1. Il ne semble pas, car on ne pèche jamais en imitant Dieu, au contraire c'est recommandé (Éphésiens 5.1) : « Soyez les imitateurs de Dieu, comme des enfants très chers. » Mais l'homme qui recherche la gloire semble bien imiter Dieu, qui cherche sa gloire chez les hommes selon Isaïe (Ésaïe 43.7) : « Ramène mes fils de loin, et mes filles du bout de la terre ; tous ceux qui invoquent mon nom, je les ai créés pour ma gloire. » Donc le désir de la gloire n'est pas un péché.

2. Ce qui provoque au bien ne peut être un péché. Or le désir de la gloire provoque au bien, car Cicéron déclare : « La gloire pousse les hommes au zèle. » Même dans la Sainte Écriture, la gloire est promise aux bonnes œuvres (Romains 2.7) : « À ceux qui par la constance dans le bien recherchent gloire et honneur... »

3. Cicéron définit ainsi la gloire : « La renommée élogieuse de quelqu'un », ce qui rejoint la définition de S. Ambroise : « une réputation brillante et élogieuse ». Mais désirer une réputation élogieuse n'est pas un péché, selon ces paroles de l'Ecclésiastique (Ecclésiastique 41.15 Vg) : « Prends soin de ton bon renom » et de S. Paul (Romains 12.17 Vg) : « Ayez à cœur ce qui est bien non seulement devant Dieu, mais aussi devant tous les hommes. » En sens contraire, S. Augustin affirme : « Il voit plus juste, celui qui reconnaît un vice dans l'amour de l'éloge. »

Réponse

La gloire signifie un certain éclat. Recevoir de la gloire, c'est recevoir de l'éclat, dit S. Augustine. Or l'éclat a une beauté qui frappe les regards. C'est pourquoi le mot de gloire implique la manifestation de quelque chose que les hommes jugent beau, qu'il s'agisse d'un bien corporel ou spirituel. Mais parce que ce qui est absolument éclatant peut être vu par la foule, et même de loin, le mot de gloire signale précisément que le bien de quelqu'un parvient à la connaissance et à l'approbation de tous, comme dit Salluste : « La gloire ne se limite pas à un individu. » Mais en prenant le mot de gloire au sens large, cela ne consiste pas seulement dans la connaissance d'une foule, mais aussi d'un petit nombre, ou même de soi seul, lorsque l'on considère son propre bien comme digne d'éloge.
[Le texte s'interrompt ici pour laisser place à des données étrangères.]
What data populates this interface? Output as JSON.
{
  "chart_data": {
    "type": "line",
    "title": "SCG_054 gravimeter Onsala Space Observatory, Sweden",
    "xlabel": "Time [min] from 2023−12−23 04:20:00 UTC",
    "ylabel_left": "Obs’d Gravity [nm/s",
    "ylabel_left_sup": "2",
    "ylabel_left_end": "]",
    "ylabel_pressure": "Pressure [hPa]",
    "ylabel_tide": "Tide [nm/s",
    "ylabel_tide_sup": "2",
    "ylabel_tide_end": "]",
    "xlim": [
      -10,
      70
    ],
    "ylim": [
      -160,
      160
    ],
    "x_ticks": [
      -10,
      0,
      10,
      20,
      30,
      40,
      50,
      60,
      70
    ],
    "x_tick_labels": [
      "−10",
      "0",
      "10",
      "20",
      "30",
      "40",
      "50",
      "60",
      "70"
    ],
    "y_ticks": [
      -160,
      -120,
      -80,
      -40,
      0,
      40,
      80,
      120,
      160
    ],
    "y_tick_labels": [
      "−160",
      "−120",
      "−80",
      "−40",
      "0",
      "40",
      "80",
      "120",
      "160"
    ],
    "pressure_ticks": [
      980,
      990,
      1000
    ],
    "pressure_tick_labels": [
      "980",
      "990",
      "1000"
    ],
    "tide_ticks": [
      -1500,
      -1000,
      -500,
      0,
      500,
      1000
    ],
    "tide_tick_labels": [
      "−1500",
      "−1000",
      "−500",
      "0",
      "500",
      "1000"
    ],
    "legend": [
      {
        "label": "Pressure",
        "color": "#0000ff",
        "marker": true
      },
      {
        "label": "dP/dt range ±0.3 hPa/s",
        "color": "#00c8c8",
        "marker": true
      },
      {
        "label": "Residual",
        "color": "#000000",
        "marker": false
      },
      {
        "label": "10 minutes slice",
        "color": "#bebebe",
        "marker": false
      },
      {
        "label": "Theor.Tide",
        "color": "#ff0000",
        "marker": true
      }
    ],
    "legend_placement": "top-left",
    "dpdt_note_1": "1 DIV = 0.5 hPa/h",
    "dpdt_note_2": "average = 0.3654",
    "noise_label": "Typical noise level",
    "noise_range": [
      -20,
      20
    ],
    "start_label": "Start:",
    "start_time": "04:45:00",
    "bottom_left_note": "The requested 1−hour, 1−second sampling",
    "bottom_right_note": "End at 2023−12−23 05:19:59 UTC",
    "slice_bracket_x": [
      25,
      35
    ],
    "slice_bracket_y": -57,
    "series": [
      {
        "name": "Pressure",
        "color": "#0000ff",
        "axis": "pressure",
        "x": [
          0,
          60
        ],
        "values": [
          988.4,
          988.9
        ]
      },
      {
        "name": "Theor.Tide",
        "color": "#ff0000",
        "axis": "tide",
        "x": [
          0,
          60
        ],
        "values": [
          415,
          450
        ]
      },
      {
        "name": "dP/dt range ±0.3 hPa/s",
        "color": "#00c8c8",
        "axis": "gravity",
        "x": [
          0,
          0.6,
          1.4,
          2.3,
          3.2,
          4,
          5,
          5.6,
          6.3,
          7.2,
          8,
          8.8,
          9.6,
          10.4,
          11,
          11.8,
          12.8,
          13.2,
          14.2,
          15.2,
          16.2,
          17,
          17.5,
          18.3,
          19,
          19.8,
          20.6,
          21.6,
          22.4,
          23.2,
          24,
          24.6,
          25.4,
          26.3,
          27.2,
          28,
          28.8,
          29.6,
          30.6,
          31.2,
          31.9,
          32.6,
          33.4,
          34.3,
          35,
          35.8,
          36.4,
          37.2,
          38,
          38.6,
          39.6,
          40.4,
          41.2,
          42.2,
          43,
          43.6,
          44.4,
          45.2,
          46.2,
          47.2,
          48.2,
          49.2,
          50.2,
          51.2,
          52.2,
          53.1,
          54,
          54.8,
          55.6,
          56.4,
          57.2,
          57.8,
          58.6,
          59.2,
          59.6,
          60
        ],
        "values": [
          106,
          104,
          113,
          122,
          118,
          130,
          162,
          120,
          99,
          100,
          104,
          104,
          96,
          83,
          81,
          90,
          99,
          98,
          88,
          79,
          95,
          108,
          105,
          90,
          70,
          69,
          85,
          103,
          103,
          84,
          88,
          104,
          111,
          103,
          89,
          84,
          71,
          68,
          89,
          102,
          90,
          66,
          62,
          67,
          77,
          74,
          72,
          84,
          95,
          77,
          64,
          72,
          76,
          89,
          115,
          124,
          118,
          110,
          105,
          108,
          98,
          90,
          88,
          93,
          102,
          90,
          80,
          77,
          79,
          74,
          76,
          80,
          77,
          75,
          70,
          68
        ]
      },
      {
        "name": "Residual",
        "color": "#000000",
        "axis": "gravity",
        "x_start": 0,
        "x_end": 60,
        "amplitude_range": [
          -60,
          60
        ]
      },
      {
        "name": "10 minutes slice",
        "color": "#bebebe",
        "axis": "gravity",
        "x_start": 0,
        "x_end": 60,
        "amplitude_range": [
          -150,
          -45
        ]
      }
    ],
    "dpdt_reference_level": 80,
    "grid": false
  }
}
Que l'on connaisse et approuve son propre bien, ce n'est pas un péché. S. Paul dit en effet (1 Corinthiens 2.12) : « Nous n'avons pas reçu, nous, l'esprit du monde, mais l'Esprit qui vient de Dieu, pour connaître les dons gracieux que Dieu nous a faits. » Pareillement, ce n'est pas un péché de vouloir que ses bonnes œuvres soient approuvées par les autres, car on lit en S. Matthieu (Matthieu 5.16) : « Que votre lumière brille devant les hommes. » C'est pourquoi le désir de la gloire, de soi, ne désigne rien de vicieux.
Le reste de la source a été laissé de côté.